Truth be told, I didn't know what to expect from this book. But I had read Long's "Shot of Poison," and began my spiritual journey in the spring of 2011, so I was definitely curious.
This book reads like a VH1 episode of Behind the Music: Childhood dreams, hard work, self-destruction, phoenix rising from the ashes. It's a good format, and a good method. What makes it even more entertaining is that he uses phrases from songs as his section titles. Somewhere along the way, you start keeping count of how many songs or bands you can correctly name. I gave myself bonus points for correctly naming the album and track number.
Early in the book, Long seems to rely on dropping names. I know more about Brad Pitt from reading this book than I would ever know from watching Entertainment Tonight...assuming that I could ever force myself to watch the gossipy dreck known as Entertainment Tonight. And for that reason, out of the total eight days it took me to read this book six of those were spent getting through the first third of this book.
But somewhere right before the half-way point, he stops telling the stories of other people, and he starts getting real about himself, and that's where this book starts ringing true. It's when we start learning about his hard-core addiction to Starbucks, and his feelings for his family that we know the change is coming.
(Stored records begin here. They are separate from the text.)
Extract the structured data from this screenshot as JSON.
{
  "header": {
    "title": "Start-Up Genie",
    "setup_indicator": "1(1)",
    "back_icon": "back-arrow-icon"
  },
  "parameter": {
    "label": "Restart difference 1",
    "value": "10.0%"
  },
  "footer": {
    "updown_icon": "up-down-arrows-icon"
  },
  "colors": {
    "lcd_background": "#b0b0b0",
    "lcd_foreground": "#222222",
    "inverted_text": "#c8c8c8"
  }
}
For me, that was enough to propel me through the last half of the book in two days. Part of what helped do that, though is that Long's life truly harmonizes with my own in many ways. I read the part about Brad Pitt just days after I watched a really bad movie he starred in. Long talked about the band Green Jello (or Green Jelly, to avoid lawsuits), while only a few weeks ago, I played Green Jello's "Three Little Pigs" video for my 8-year-old son.
On the night I read about the illness Long's mother endured, I read on Facebook about someone else suffering the same illness...an illness I had never heard of until that very night.
Long worked for Poison. My brother and I have seen Poison in concert 19 times, and know their predictable between-song banter and never-changing set list by heart...and we still fork out money to go. Long sold a lot of his rock memorabilia. If he sold any Poison stuff, my brother probably owns it now.
Long began attending a church that sounds strangely like the one I now attend. We have both found many new Christian bands that break the mold of predictable sterile lyrics. And we both share a similar view of religion and Christianity. Harmony...it's a really, really cool feeling.
In the last 30 pages of this book, Long makes himself vulnerable. He lets everyone see exactly who he is, what he stands for, and (gasp) he even names his weakness. He doesn't have all of the answers, and he doesn't pretend that he does. What he does have is a story. It's one I relate to...very, very closely.
If you have a penchant for 80s rock, if you have ever been (or dreamed of being) in a garage band, if you have ever experienced a crushing blow, a spiritual awakening, and/or a life-altering change of heart, and if you can identify half of the section headers in this book, reading Christopher Long's story may make you feel like you are looking at yourself in the mirror.